The company has not been able to afford taking care of the monkeys since last year, owing around 110,000 RMB from purchasing feed. A manager at the tourism company revealed to reporters that the business venture was badly planned to begin with. Despite the apparent popularity of the attractions, the company often barely made enough to cover the salaries of workers. It stopped its operations altogether last month.
The villagers naively assumed that once they stopped feeding the monkeys, they would return to their natural habitat up in the mountains. Little did they expect that the monkeys would adapt to their comfortable life in the village and now rely on humans for sustenance. Without regular feed, the macaques explored other sources of food, specifically the village’s farms. Some villagers even gave up planting corn after monkeys destroyed their harvest.
This left villagers with only one heartbreaking option: recovering their livelihood by dumping their long-time friends.

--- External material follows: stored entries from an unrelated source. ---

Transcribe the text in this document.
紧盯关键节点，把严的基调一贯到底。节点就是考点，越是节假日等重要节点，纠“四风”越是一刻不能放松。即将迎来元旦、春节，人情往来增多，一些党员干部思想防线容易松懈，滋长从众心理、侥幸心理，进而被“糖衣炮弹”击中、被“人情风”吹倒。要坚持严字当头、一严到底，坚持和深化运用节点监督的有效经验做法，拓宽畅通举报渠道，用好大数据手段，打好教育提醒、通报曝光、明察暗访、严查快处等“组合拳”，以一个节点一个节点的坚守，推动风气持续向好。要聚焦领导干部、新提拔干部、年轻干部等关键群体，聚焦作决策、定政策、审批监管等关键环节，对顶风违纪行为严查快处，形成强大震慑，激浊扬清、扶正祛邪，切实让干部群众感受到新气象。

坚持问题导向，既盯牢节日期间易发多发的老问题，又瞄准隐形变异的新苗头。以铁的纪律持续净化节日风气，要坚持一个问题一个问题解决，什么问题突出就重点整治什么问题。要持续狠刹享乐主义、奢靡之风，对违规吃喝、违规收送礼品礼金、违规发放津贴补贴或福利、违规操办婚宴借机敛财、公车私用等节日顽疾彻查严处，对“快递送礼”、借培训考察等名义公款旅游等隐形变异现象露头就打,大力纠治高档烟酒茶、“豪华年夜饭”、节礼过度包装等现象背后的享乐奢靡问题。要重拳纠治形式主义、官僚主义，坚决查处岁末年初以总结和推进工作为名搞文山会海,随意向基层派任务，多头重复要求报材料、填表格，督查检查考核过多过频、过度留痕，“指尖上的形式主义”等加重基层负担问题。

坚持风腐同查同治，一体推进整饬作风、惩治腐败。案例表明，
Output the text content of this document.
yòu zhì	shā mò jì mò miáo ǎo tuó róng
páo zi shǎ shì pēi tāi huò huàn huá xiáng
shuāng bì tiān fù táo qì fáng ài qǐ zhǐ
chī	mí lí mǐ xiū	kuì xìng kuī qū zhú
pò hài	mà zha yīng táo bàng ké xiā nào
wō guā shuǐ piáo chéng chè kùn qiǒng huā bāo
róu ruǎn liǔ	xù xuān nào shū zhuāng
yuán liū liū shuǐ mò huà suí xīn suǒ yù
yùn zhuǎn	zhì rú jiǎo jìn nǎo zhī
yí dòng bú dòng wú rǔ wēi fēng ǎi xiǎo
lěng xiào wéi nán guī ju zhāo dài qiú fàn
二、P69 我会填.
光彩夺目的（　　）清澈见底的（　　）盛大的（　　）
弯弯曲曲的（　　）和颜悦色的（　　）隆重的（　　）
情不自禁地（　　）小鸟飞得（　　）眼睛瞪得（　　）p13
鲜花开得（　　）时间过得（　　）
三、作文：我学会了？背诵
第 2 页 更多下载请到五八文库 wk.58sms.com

Last year, the government forestry administration managed to catch 300 monkeys and ship them elsewhere, according to WCC Daily. The villagers remain unsure what to do with the 300 left. Mr. He, the “Monkey King,” led villagers to repeatedly drive them back to the mountain by scaring them with dogs, but they always return and continue their misbehavior.
Though the villagers feel guilty and sad for shattering the cross-species friendship, the Forestry Administration pointed out that helping a species means protecting its natural habitat, not meddling with nature and causing it to rely on humans. Sadly, monkeys tend to have a hard time letting go of their human providers, sometimes even physically.